Depth interpolation for z-buffer, with scanline
- by Twodordan
I have to write my own software 3d rasterizer, and so far I am able to project my 3d model made of triangles into 2d space:
I rotate, translate and project my points to get a 2d space representation of each triangle.
Then, I take the 3 triangle points and I implement the scanline algorithm (using linear interpolation) to find all points[x][y] along the edges(left and right) of the triangles, so that I can scan the triangle horizontally, row by row, and fill it with pixels.
This works. Except I have to also implement z-buffering. This means that knowing the rotated&translated z coordinates of the 3 vertices of the triangle, I must interpolate the z coordinate for all other points I find with my scanline algorithm.
The concept seems clear enough, I first find Za and Zb with these calculations:
var Z_Slope = (bottom_point_z - top_point_z) / (bottom_point_y - top_point_y);
var Za = top_point_z + ((current_point_y - top_point_y) * Z_Slope);
Then for each Zp I do the same interpolation horizontally:
var Z_Slope = (right_z - left_z) / (right_x - left_x);
var Zp = left_z + ((current_point_x - left_x) * Z_Slope);
And of course I add to the zBuffer, if current z is closer to the viewer than the previous value at that index. (my coordinate system is x: left - right; y: top - bottom; z: your face - computer screen;)

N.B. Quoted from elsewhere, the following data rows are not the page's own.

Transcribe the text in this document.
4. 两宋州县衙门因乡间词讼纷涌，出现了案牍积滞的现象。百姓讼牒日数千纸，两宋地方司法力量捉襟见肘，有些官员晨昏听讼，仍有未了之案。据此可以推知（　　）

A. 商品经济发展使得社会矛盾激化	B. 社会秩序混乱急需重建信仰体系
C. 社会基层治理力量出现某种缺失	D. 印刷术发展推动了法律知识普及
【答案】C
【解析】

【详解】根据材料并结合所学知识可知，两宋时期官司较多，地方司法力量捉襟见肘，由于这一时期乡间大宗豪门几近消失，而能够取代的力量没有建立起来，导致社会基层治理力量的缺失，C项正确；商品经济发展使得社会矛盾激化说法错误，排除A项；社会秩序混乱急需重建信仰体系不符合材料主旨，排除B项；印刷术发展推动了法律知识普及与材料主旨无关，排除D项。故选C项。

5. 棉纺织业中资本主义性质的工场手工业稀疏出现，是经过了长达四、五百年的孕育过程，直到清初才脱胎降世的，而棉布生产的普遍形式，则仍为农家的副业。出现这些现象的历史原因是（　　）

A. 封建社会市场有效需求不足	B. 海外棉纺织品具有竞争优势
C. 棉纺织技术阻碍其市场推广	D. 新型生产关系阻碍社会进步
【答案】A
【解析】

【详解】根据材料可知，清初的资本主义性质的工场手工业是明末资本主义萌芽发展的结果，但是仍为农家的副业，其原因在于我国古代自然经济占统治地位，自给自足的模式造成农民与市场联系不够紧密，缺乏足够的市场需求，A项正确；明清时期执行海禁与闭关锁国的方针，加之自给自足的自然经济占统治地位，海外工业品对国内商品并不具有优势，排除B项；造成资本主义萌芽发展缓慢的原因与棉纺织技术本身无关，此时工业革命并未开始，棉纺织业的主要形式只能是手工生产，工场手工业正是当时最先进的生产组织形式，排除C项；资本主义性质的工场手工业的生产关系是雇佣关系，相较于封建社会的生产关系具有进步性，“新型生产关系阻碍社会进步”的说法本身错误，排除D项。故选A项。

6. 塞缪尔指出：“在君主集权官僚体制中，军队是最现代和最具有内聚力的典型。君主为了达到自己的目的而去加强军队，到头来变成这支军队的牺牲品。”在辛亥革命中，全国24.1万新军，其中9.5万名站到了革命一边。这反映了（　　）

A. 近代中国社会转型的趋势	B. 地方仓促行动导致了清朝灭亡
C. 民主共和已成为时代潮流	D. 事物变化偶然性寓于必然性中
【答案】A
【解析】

The problem is, it goes haywire.
The project is here and if you select the "Z-Buffered" radio button, you'll see the results... (note that the rest of the options before "Z-Buffered" use the Painter's algorithm to correctly order the triangles. I also use the painter's algorithm -only- to draw the wireframe in "Z-Buffered" mode for debugging purposes)
PS: I've read here that you must turn the z's into their reciprocals (meaning z = 1/z) before you interpolate. I tried that, and it appears that there's no change.
What am I missing? (could anyone clarify, precisely where you must turn z into 1/z and where to turn it back?)